Di lui, tuttavia, possiamo dire e meditare su molte cose. Due in particolare. Giuseppe era un uomo giusto. Questo è un termine forte, netto, importante anche nel linguaggio biblico. Nella Genesi ed in Siracide Noè viene detto uomo giusto. Il patriarca Noè, l’unico che viene salvato dalla situazione colma di male e di caos, colui che grazie al suo giusto agire, permette un nuovo inizio, una nuova creazione. Chi cammina nei decreti del Signore è un uomo giusto, dice il profeta Ezechiele, citando come esempi appunto Noè, Daniele e Giobbe. E nel nuovo testamento come Giuseppe, appunto uomo giusto, con la stessa valutazione e con lo stesso sguardo, vengono presentati Giovanni il battezzatore o il centurione Cornelio negli atti degli apostoli. Il modello dell’uomo giusto è Dio stesso: il giusto. Essere uomini giusti è saper vivere il timore di Dio. Ma cosa intendiamo per timore di Dio? I libri sapienziali (come Siracide, Sapienza, Proverbi) legano il timore di Dio alla saggezza, o ricordano come il timore di Dio sia fonte di vita. Evidente che non intendiamo quindi un comportamento tremante, incerto, impaurito. Piuttosto è una relazione matura, consapevole, onesta: da creatura a Creatore. Vivendo ovvero il limite oggettivo del nostro esistere, della nostra carnalità. Il timore di Dio impedisce l’auto incensazione, la spinta narcisistica, la ricerca del godimento fine a sé stesso, senza apertura all’Altro, alla vita, alla pienezza, alla sapienza. Giuseppe è dunque un uomo che sa stare nei suoi panni. E’ un uomo adulto, pieno, vero. Perché è portato a vivere nella consapevolezza di sé. Non si autocelebra, non si nasconde in percorsi di falsa umiltà. Il timore di Dio è una fede viva, concreta, appassionata. Egli sa come stare dinanzi a Dio.

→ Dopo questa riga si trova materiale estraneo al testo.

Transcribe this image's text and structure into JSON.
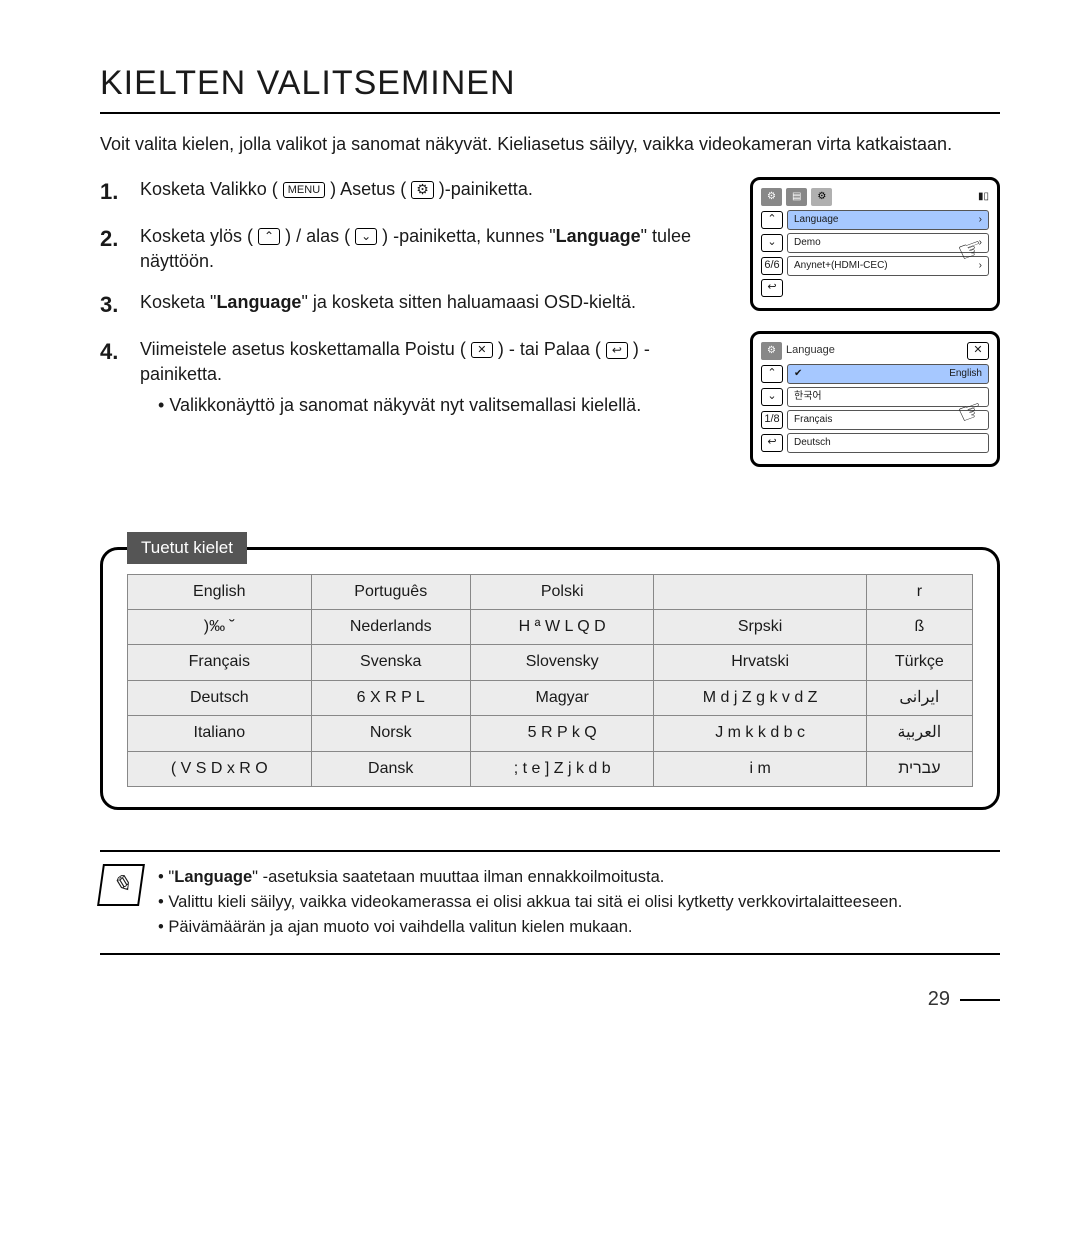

La seconda caratteristica di Giuseppe è che egli è un uomo capace di sognare. I tre grandi sogni che lo vedono come coprotagonista insieme alla figura dell’angelo (dell’annunciatore) sono riportati nel capitolo uno e due del Vangelo secondo Matteo. I tre sogni si assomigliano per struttura, il secondo e il terzo risultano praticamente uguali. Il contesto dei sogni è sempre quello di un momento di necessario discernimento. Giuseppe deve decidere se sposare Maria. I Magi sono appena partiti e deve prendere la decisione di rifugiarsi verso l’Egitto, così come poi ripercorrere il viaggio verso la terra di Israele. Ad una prima lettura può sembrare che l’angelo impartisca ordini e che Giuseppe li realizzi esattamente quasi come un militare, senza alcun tipo di personale volontà o riflessione. Ma se osserviamo il primo dialogo con l’angelo, quello che avviene durante un forte travaglio personale e una infinità di dubbi per il nostro Giuseppe, gli eventi appaiono in maniera meno semplicistica. «Giuseppe, figlio di Davide, non temere di prendere con te Maria, tua sposa. Infatti il bambino che è generato in lei viene dallo Spirito Santo; ella darà alla luce un figlio e tu lo chiamerai Gesù; egli infatti salverà il suo popolo dai suoi peccati». Prima delle azioni concrete al quale viene invitato Giuseppe, prendere in sposa Maria e dare il nome al figlio, egli viene invitato a non temere. Giuseppe non deve cedere al timore umano, alla paura che impedisce di avere fiducia, di aprirsi alla vita, di guardare oltre il buio della notte. Egli è chiamato ad essere quell’uomo giusto che il testo ha appena descritto, ovvero a non temere come uomo, ma ad avere il timore di Dio che permette la vita. Giuseppe allora è un uomo giusto, che sa stare al suo posto, che si relazione al suo Dio come la creatura fa con il Creatore, che conosce le sue responsabilità, che è disponibile ad assumerle e ad aprirsi alla vita, alle vicende che gli accadranno, affronta il quotidiano con il vento in faccia, come colui che guarda avanti verso l’orizzonte della sua esistenza. Giuseppe, per questo, è un uomo che sa sognare. E’ in contatto con le sue parti più profonde, con quei sentimenti che talvolta sfuggono, sono complessi ma che ci alimentano di energie emergenti e che ci danno la forza di sognare. Giuseppe guarda l’orizzonte, è un uomo adulto, un uomo giusto, forte, appassionato, preoccupato. Assume le responsabilità alle quali è chiamato. Giuseppe è un uomo vero: per questo è un buon padre.